J’ai un peu triché… En écrivant au pif, je me suis rendu compte que mon histoire pouvait faire un bon roman policier, et de mon point de vue, la structure narrative du roman policier est beaucoup plus facile à comprendre et appliquer. A partir de là, j’ai eu une bien meilleure idée de ce que je voulais faire, et ensuite, principalement en lisant beaucoup de choses sur la structure narrative, j’ai fini par comprendre quels étaient ces fameux ingrédients de l’intrigue qui me manquaient quand j’ai commencé à écrire. Je pense qu’aujourd’hui je serai capable d’écrire l’histoire que je voulais écrire au départ (je m’y suis amusée dans l’article dont je vous parlais plus haut). Au bout du millième article sur les conflits et la motivation du héros, ça finit par rentrer…

Et attention, je ne conseille pas du tout d’écrire du policier parce que « c’est plus facile » (je ne pense pas que ce soit le cas de manière générale…). J’ai écrit un roman policier principalement parce que j’adore les enquêtes, et que c’est ce qui m’inspirait le plus personnellement. N’écrivez pas un roman dans un genre donné juste parce que ça vous parait plus simple…

 

Erreur 4 : pas de dialogues/trop de narration

Mon roman a commencé comme un monologue autobiographique fictif. J’aimais bien ce principe, et cela impliquait beaucoup de narration. Mais quand l’histoire a progressé du stade de « mec qui monologue en regardant son nombril » pour devenir une enquête, je me suis rendu compte que je « narrais » beaucoup trop de choses, et en particulier les discussions.

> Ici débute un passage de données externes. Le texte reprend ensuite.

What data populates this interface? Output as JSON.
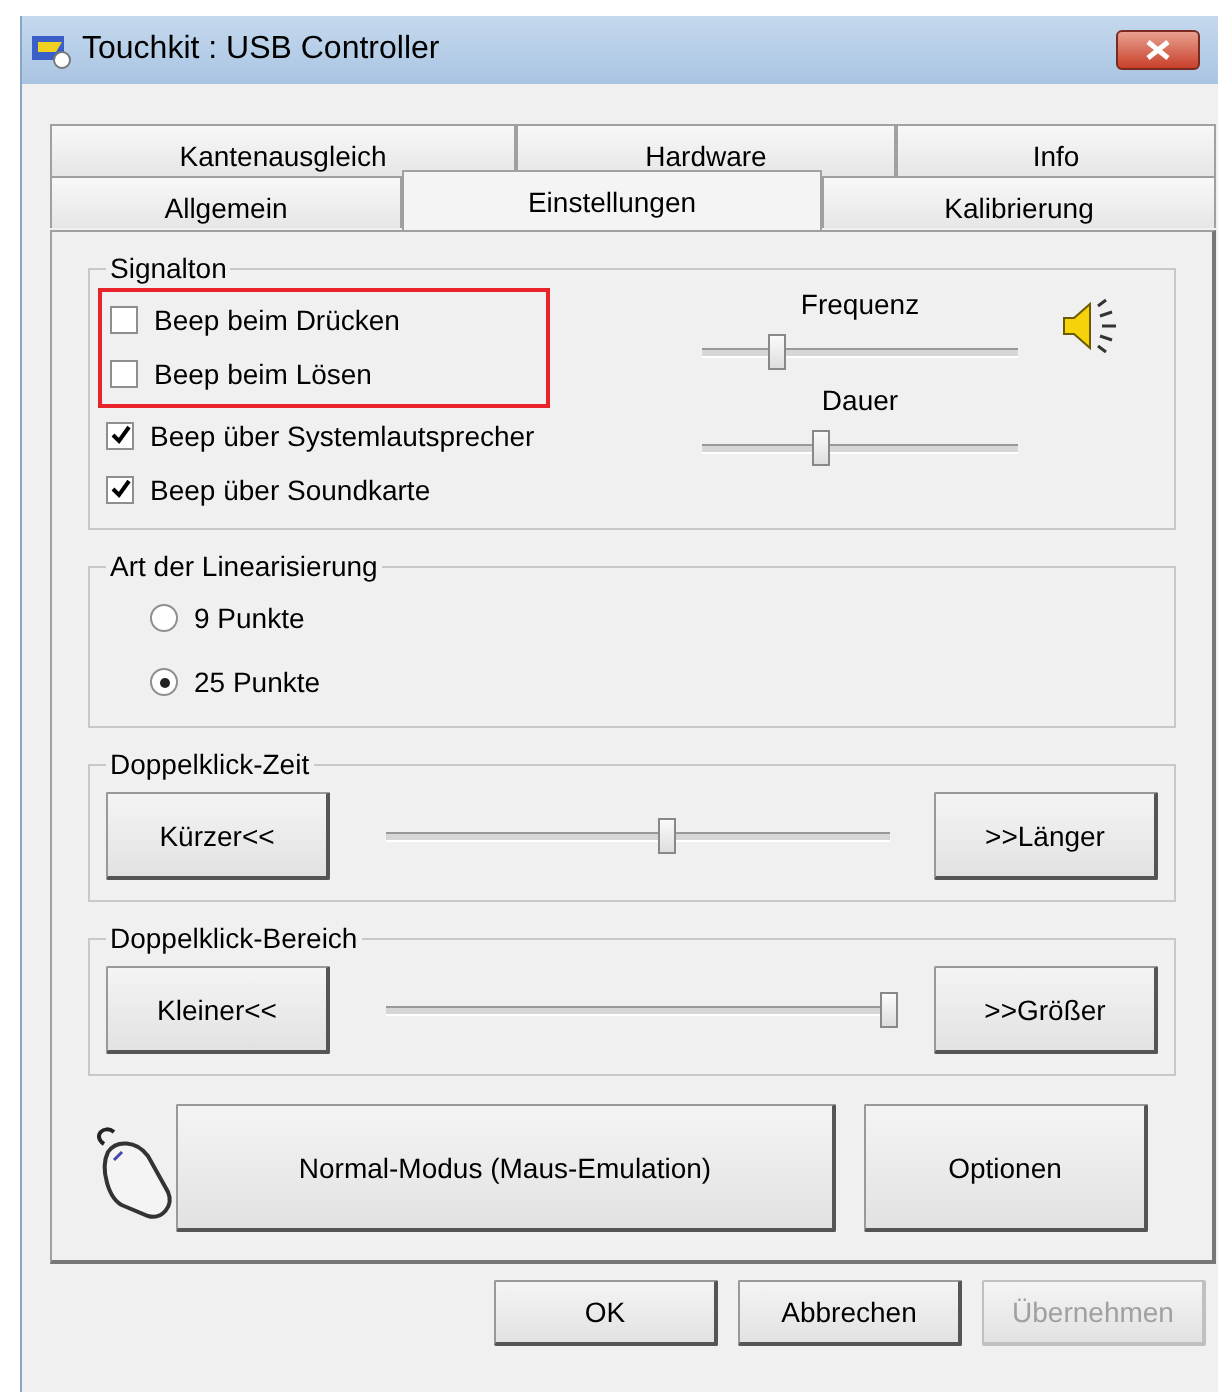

Cette histoire de narration est en rapport avec le conseil classique : « show don’t tell« , « montrez plutôt que de raconter ». L’exemple classique, c’est de ne pas dire « Machin était en colère » mais « Machin tapa du poing sur la table ». Mais en dehors des émotions, qui sont assez ponctuelles, ce conseil fonctionne aussi pour des scènes complètes.

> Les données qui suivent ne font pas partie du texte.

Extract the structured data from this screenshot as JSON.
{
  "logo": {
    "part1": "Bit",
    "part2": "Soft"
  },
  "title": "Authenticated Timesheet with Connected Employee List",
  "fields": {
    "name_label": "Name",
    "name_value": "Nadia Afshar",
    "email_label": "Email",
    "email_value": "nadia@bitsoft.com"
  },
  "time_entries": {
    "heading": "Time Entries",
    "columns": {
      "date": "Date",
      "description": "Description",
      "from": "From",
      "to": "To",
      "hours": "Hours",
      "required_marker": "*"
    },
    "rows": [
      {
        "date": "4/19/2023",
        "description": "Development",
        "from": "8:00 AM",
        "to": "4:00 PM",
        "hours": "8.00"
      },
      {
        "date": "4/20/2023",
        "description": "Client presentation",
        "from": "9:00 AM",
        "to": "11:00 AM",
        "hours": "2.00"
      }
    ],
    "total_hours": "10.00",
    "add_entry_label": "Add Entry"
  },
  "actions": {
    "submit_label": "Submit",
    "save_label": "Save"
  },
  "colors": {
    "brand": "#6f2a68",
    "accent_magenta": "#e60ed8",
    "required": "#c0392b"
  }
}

Par exemple, j’avais tendance à écrire « je me suis engueulé au téléphone avec ma mère à propos des vacances de Noël », plutôt que d’écrire la dispute en elle-même. Oui, c’est beaucoup plus facile de résumer une discussion en une seule phrase, plutôt que de faire l’effort d’écrire le dialogue, avec les détails de la dispute, la dynamique entre les personnages, leurs voix distinctes, etc, et je le faisais beaucoup trop souvent.

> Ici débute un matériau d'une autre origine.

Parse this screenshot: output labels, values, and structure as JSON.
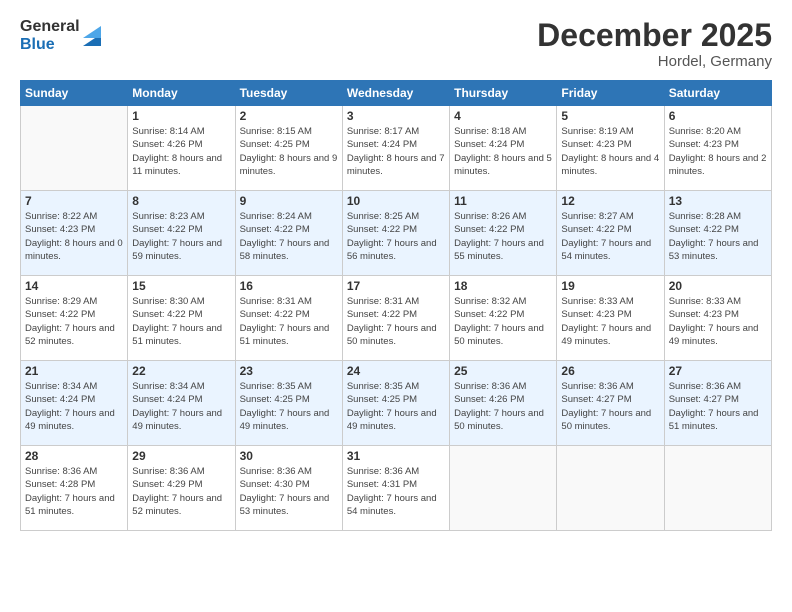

Raconter des événements n’est PAS en soi une erreur de débutant. Raconter, c’est une façon efficace de faire passer des informations sans s’attarder. Si c’est une discussion lamba et qu’elle n’a pas spécialement d’importance, on peut raconter. Si c’est une discussion qui permet de définir la relation entre le héros et sa mère, là il faut un vrai dialogue… 

Mon erreur de débutante, c’était de ne pas savoir quand il fallait se contenter de raconter une scène, ou quand il fallait au contraire la développer. Mon erreur de débutante, c’était aussi d’éviter ce que je trouvais difficile : écrire des dialogues, alors que j’étais confortable en mode monologue. D’ailleurs c’est aussi un problème que j’ai en tant que MJ dans les jeux de rôle : je ne suis pas une grande actrice et j’ai peur de « jouer » les voix des personnages, alors j’ai tendance par défaut à raconter ce que mes personnages disent…

Ce que j’ai fait pour corriger

La vraie difficulté (comme pour la plupart de ces erreurs en fait) a été de me rendre compte de cette tendance à éviter les dialogues… C’est devenu assez clair dès que j’ai commencé à me relire et à reprendre certains passages plus anciens après des passages récents.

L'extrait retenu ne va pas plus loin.